Ей овладела неловкость. Отдернуть руку? Снова сесть? Или все же выйти? Посмотреть в его глаза или лучше не стоит? Она ведь не сможет развидеть то, что в них найдет, и это способно раз и навсегда порушить то хрупкое перемирие, которое воцарилось между ними. Но он не убирает пальцы, они все там же, на тонкой выпуклой венке, а значит, он чувствует, как тревожно толкает сердце кровь. Шу-шух, шу-шух Даже в ушах стучит. А пальцы все там же, словно он понимает, что с ней творится, и не собирается это прекращать. Нет, искушение слишком велико

Ника повернула голову, моргнула для верности и решилась взглянуть в его лицо. И замерла. Ни обычной издевки, не снисходительности, ни раздражения. Паша казался растерянным и беззащитным. Смотрел снизу вверх, словно находился в ее власти и с надеждой ждал какого-то решения. И она не знала, как поступить.

Ноги подвели ее, колени задрожали, заставив обессилено опуститься на диван. Ни за что в жизни она не могла предположить, что прикосновение Исаева произведет на нее такой сокрушительный эффект. Ей захотелось самой дотронуться до него, убедиться, что все происходит наяву.
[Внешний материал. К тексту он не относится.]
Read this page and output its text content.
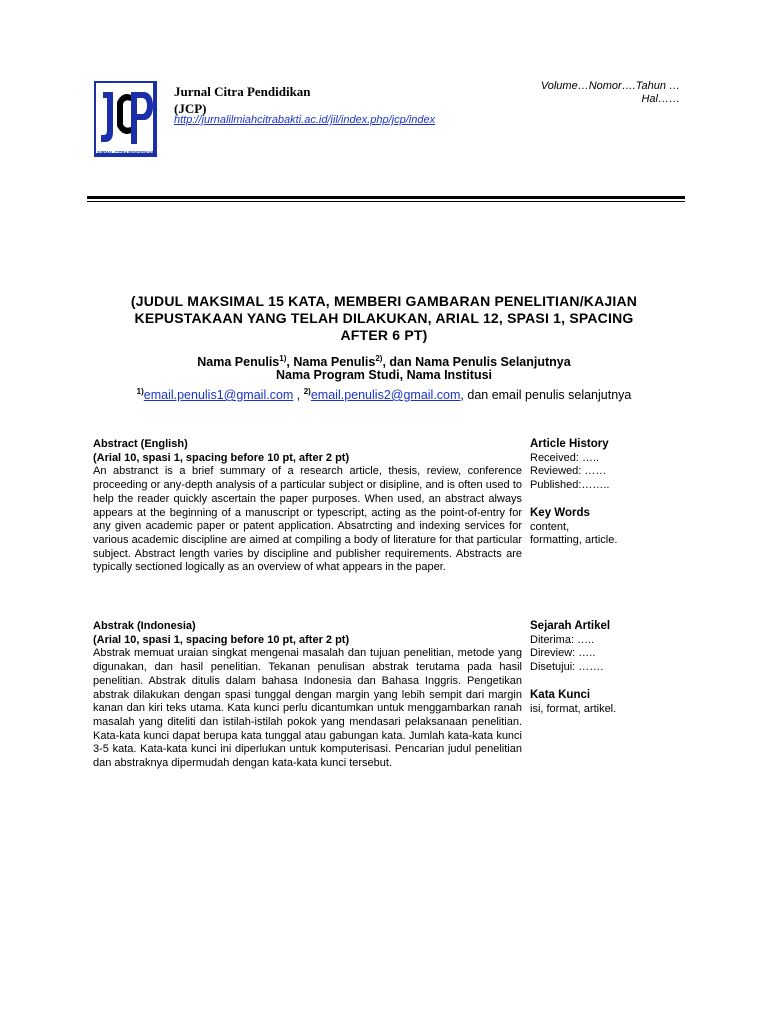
JURNAL CITRA PENDIDIKAN
Jurnal Citra Pendidikan
(JCP)
http://jurnalilmiahcitrabakti.ac.id/jil/index.php/jcp/index
Volume…Nomor….Tahun …
Hal……
(JUDUL MAKSIMAL 15 KATA, MEMBERI GAMBARAN PENELITIAN/KAJIAN
KEPUSTAKAAN YANG TELAH DILAKUKAN, ARIAL 12, SPASI 1, SPACING
AFTER 6 PT)
Nama Penulis$^{1)}$, Nama Penulis$^{2)}$, dan Nama Penulis Selanjutnya
Nama Program Studi, Nama Institusi
$^{1)}$email.penulis1@gmail.com , $^{2)}$email.penulis2@gmail.com, dan email penulis selanjutnya
Abstract (English)
(Arial 10, spasi 1, spacing before 10 pt, after 2 pt)
An abstranct is a brief summary of a research article, thesis, review, conference proceeding or any-depth analysis of a particular subject or disipline, and is often used to help the reader quickly ascertain the paper purposes. When used, an abstract always appears at the beginning of a manuscript or typescript, acting as the point-of-entry for any given academic paper or patent application. Absatrcting and indexing services for various academic discipline are aimed at compiling a body of literature for that particular subject. Abstract length varies by discipline and publisher requirements. Abstracts are typically sectioned logically as an overview of what appears in the paper.
Article History
Received: …..
Reviewed: ……
Published:……..
Key Words
content,
formatting, article.
Abstrak (Indonesia)
(Arial 10, spasi 1, spacing before 10 pt, after 2 pt)
Abstrak memuat uraian singkat mengenai masalah dan tujuan penelitian, metode yang digunakan, dan hasil penelitian. Tekanan penulisan abstrak terutama pada hasil penelitian. Abstrak ditulis dalam bahasa Indonesia dan Bahasa Inggris. Pengetikan abstrak dilakukan dengan spasi tunggal dengan margin yang lebih sempit dari margin kanan dan kiri teks utama. Kata kunci perlu dicantumkan untuk menggambarkan ranah masalah yang diteliti dan istilah-istilah pokok yang mendasari pelaksanaan penelitian. Kata-kata kunci dapat berupa kata tunggal atau gabungan kata. Jumlah kata-kata kunci 3-5 kata. Kata-kata kunci ini diperlukan untuk komputerisasi. Pencarian judul penelitian dan abstraknya dipermudah dengan kata-kata kunci tersebut.
Sejarah Artikel
Diterima: …..
Direview: …..
Disetujui: …….
Kata Kunci
isi, format, artikel.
Вытрясти из него клятву, что он не собирается потом смеяться над ней.

Ее тянуло к нему, но в то же время отталкивало. Она боялась, что он вдруг снова презрительно вскинет бровь и скажет что-то вроде «Карташова, возьми себя в руки!» И после этого она никогда не сможет взглянуть ему в глаза.
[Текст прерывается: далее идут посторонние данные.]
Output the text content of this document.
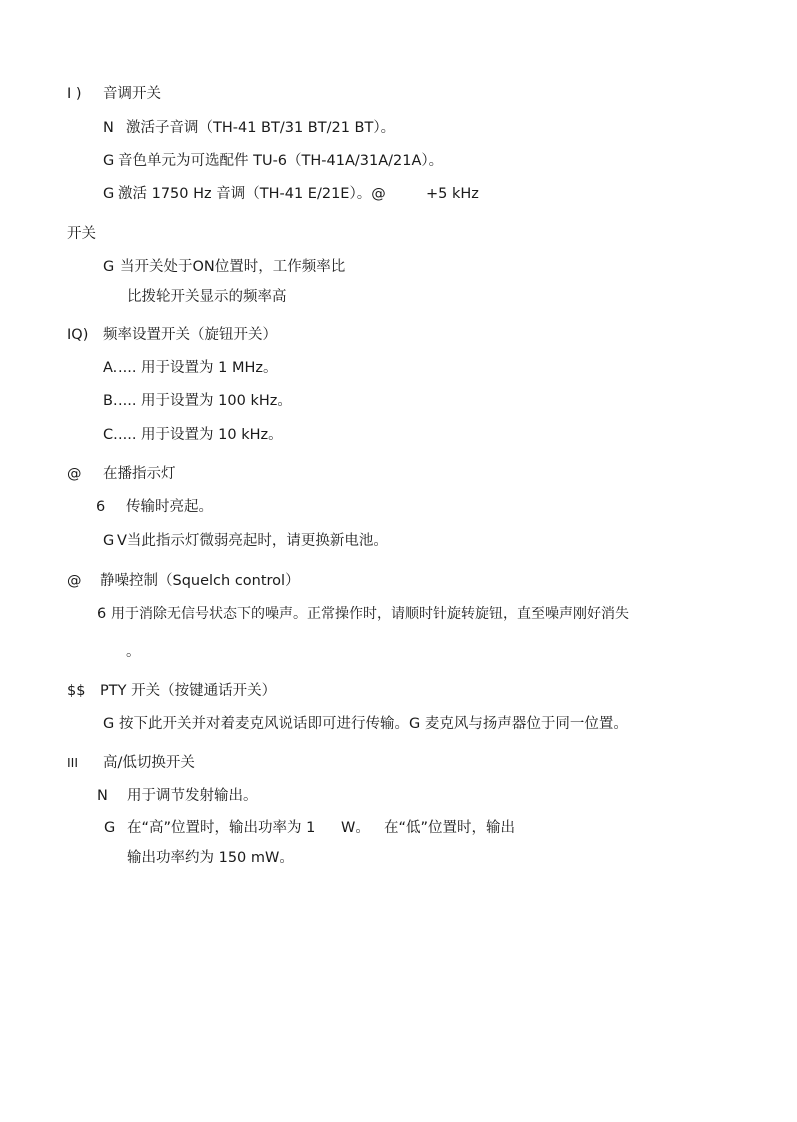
I ) 音调开关
N 激活子音调（TH-41 BT/31 BT/21 BT）。
G 音色单元为可选配件 TU-6（TH-41A/31A/21A）。
G 激活 1750 Hz 音调（TH-41 E/21E）。@	+5 kHz
开关
G 当开关处于ON位置时，工作频率比
比拨轮开关显示的频率高
IQ) 频率设置开关（旋钮开关）
A. .... 用于设置为 1 MHz。
B. .... 用于设置为 100 kHz。
C. .... 用于设置为 10 kHz。
@ 在播指示灯
6 传输时亮起。
G V当此指示灯微弱亮起时，请更换新电池。
@ 静噪控制（Squelch control）
6 用于消除无信号状态下的噪声。正常操作时，请顺时针旋转旋钮，直至噪声刚好消失
。
$$ PTY 开关（按键通话开关）
G 按下此开关并对着麦克风说话即可进行传输。G 麦克风与扬声器位于同一位置。
III 高/低切换开关
N 用于调节发射输出。
G 在“高”位置时，输出功率为 1 W。 在“低”位置时，输出
输出功率约为 150 mW。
 С слушай, я правда не собирался обидеть тебя или что-то вроде этого,  его сбивчивый шепот в этой тишине оглушал, пробирался под кожу и будоражил.
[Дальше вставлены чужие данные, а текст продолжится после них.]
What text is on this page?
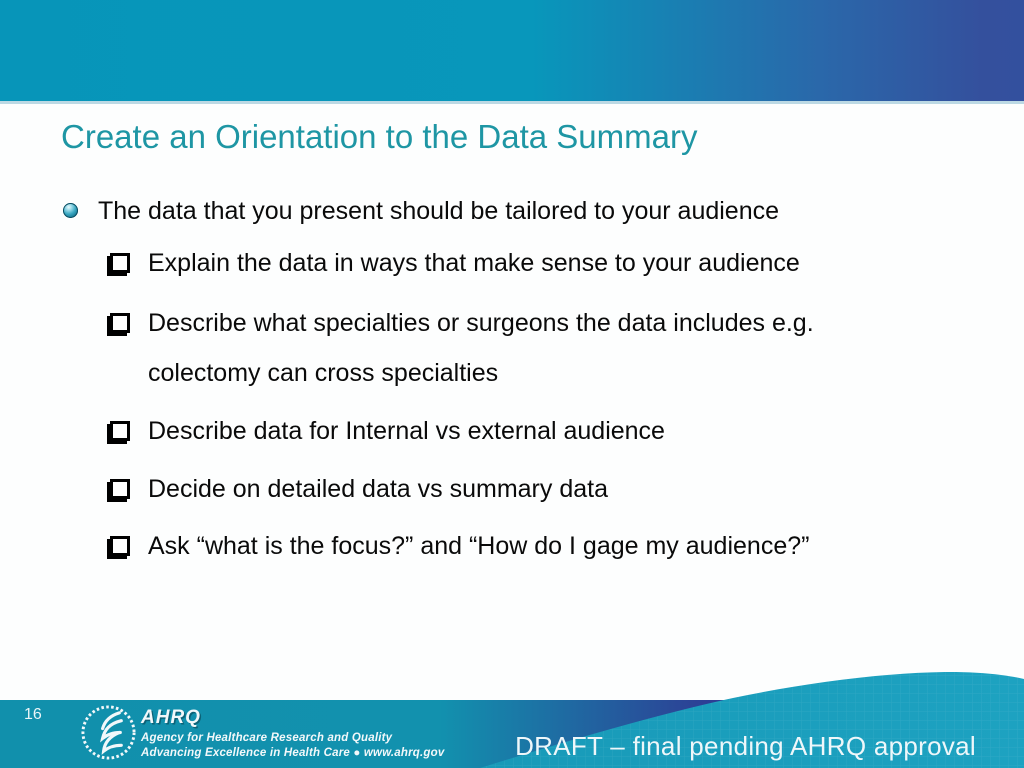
Create an Orientation to the Data Summary
The data that you present should be tailored to your audience
Explain the data in ways that make sense to your audience
Describe what specialties or surgeons the data includes e.g.
colectomy can cross specialties
Describe data for Internal vs external audience
Decide on detailed data vs summary data
Ask “what is the focus?” and “How do I gage my audience?”
16	AHRQ
Agency for Healthcare Research and Quality
Advancing Excellence in Health Care ● www.ahrq.gov	DRAFT – final pending AHRQ approval
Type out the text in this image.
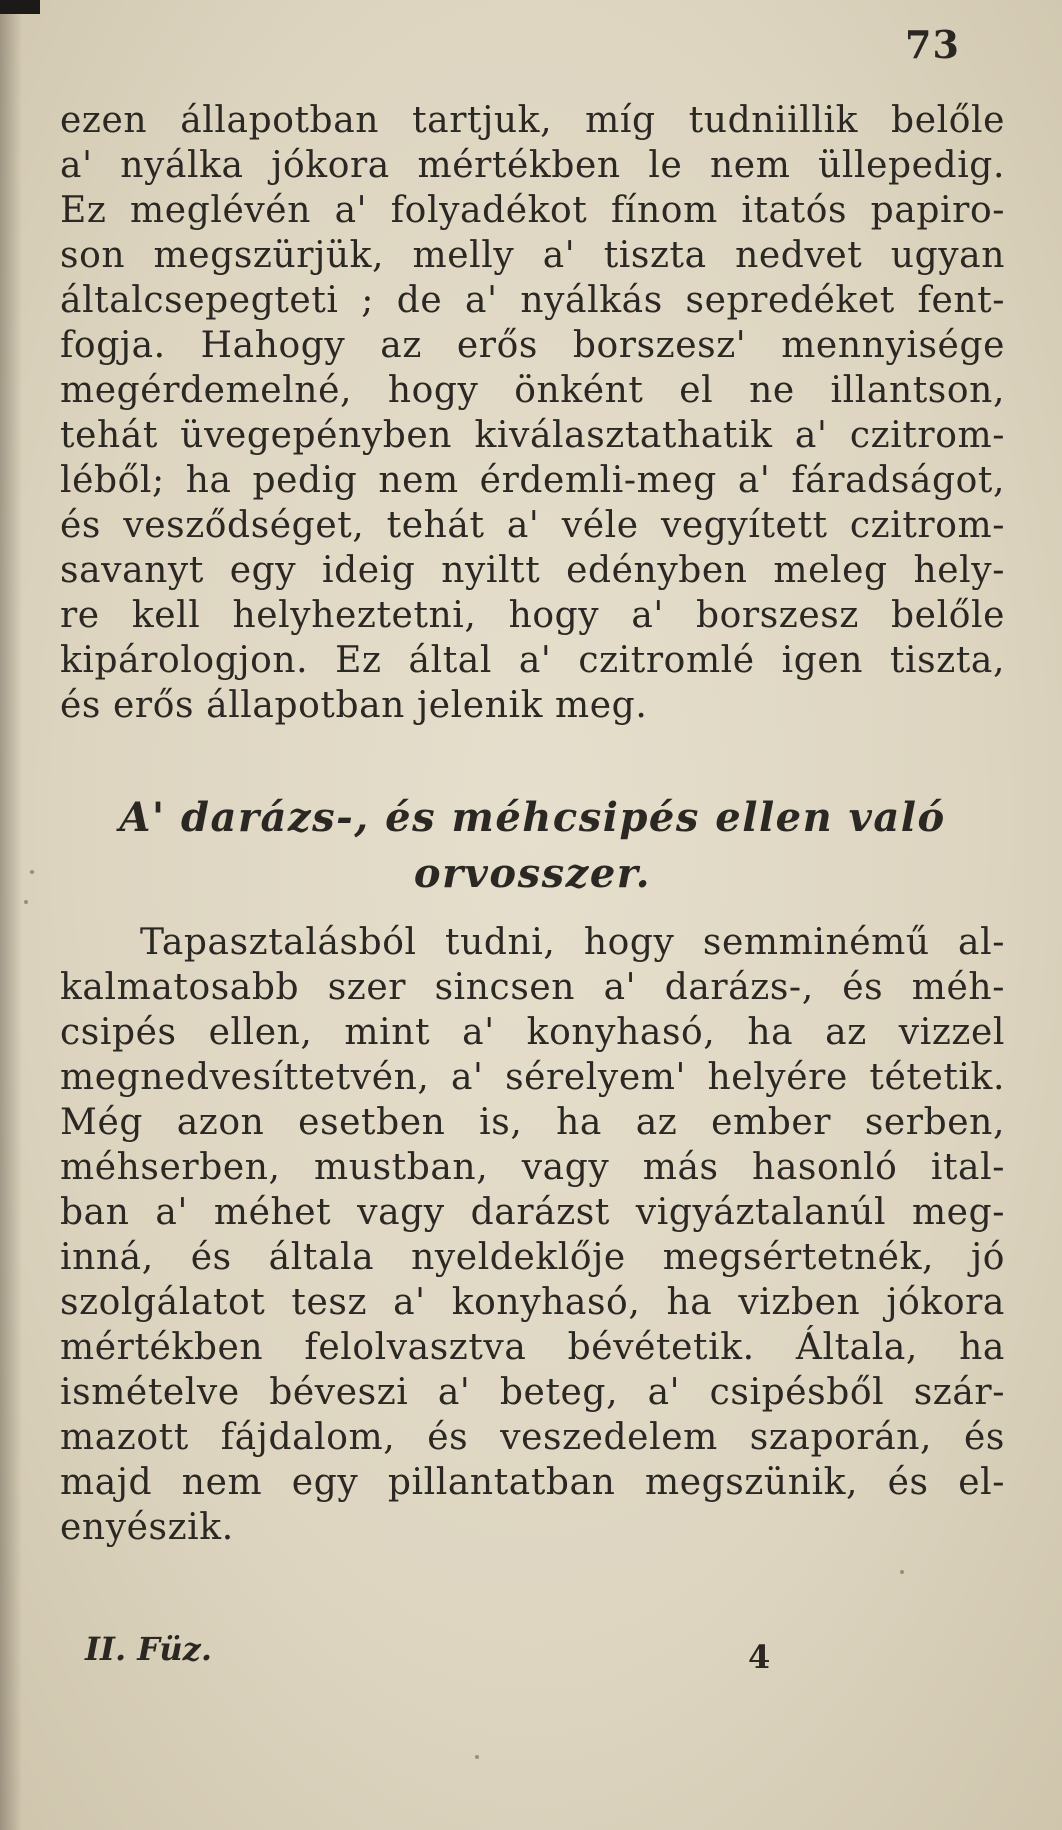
73
ezen állapotban tartjuk, míg tudniillik belőle
a' nyálka jókora mértékben le nem üllepedig.
Ez meglévén a' folyadékot fínom itatós papiro-
son megszürjük, melly a' tiszta nedvet ugyan
általcsepegteti ; de a' nyálkás sepredéket fent-
fogja. Hahogy az erős borszesz' mennyisége
megérdemelné, hogy önként el ne illantson,
tehát üvegepényben kiválasztathatik a' czitrom-
léből; ha pedig nem érdemli-meg a' fáradságot,
és vesződséget, tehát a' véle vegyített czitrom-
savanyt egy ideig nyiltt edényben meleg hely-
re kell helyheztetni, hogy a' borszesz belőle
kipárologjon. Ez által a' czitromlé igen tiszta,
és erős állapotban jelenik meg.
A' darázs-, és méhcsipés ellen való
orvosszer.
Tapasztalásból tudni, hogy semminémű al-
kalmatosabb szer sincsen a' darázs-, és méh-
csipés ellen, mint a' konyhasó, ha az vizzel
megnedvesíttetvén, a' sérelyem' helyére tétetik.
Még azon esetben is, ha az ember serben,
méhserben, mustban, vagy más hasonló ital-
ban a' méhet vagy darázst vigyáztalanúl meg-
inná, és általa nyeldeklője megsértetnék, jó
szolgálatot tesz a' konyhasó, ha vizben jókora
mértékben felolvasztva bévétetik. Általa, ha
ismételve béveszi a' beteg, a' csipésből szár-
mazott fájdalom, és veszedelem szaporán, és
majd nem egy pillantatban megszünik, és el-
enyészik.
II. Füz.	4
Казалось, если сейчас, вот в сию же секунду что-то не произойдет, Ника потеряет сознание. Ожидание стало невыносимым, она должна была сделать или сказать что-то А мозг отказывался работать нормально, выдавая вместо сигналов конечностям помехи и шум дождя.

 Все в порядке,  выдавила она и неуклюже хлопнула его свободной рукой по плечу.

Хлопок вышел странным, нелепым, и что самое ужасное, ее ладонь наткнулась на крепкое сильное плечо, в которое так и хотелось вцепиться всеми пальцами и потянуть на себя.

Паша нервно сглотнул и стал похож на человека, которому вкололи серьезную дозу транквилизатора. Рот приоткрылся, осоловевший взгляд пополз вниз от ее глаз к губам, шее, ключице, и она будто чувствовала на себе его прикосновения. От волнения даже шов заныл.

Вот-вот, еще мгновение, он рванет ее к себе, прижмет, поцелует, и Бог свидетель: лучше бы сейчас в ординаторскую никто не входил. Ника смотрела на Пашу почти умоляюще, безмолвно подгоняя его. Ну же, тормоз, давай! Не могла же она в конец опуститься и произнести это вслух?! И в тот момент, когда он дрогнул, его пальцы сжали ее запястье еще сильнее, и он подался вперед, в сознание пробилась телефонная трель.

Ника судорожно втянула воздух, огляделась по сторонам, словно впервые видя это помещение, и попыталась понять, откуда идет звук. Ее смартфон молчал, городской тоже Сигнал раздавался из Пашиного кармана.

Исаев отпрянул от нее, будто она пихала ему сверток с сибирской язвой, вскочил, едва не опрокинув стул, и пулей вылетел в коридор, оставив Нику в полнейшем раздрае.

Она ущипнула себя, пытаясь прийти в чувство, допила залпом холодный чай. Паши не было пять минут, десять, пятнадцать, полчаса. В ординаторскую забежала какая-то женщина с темной короткой стрижкой, потом здоровенный мужик с миниатюрной бородкой. И волей-неволей Нике пришлось вернуться в палату.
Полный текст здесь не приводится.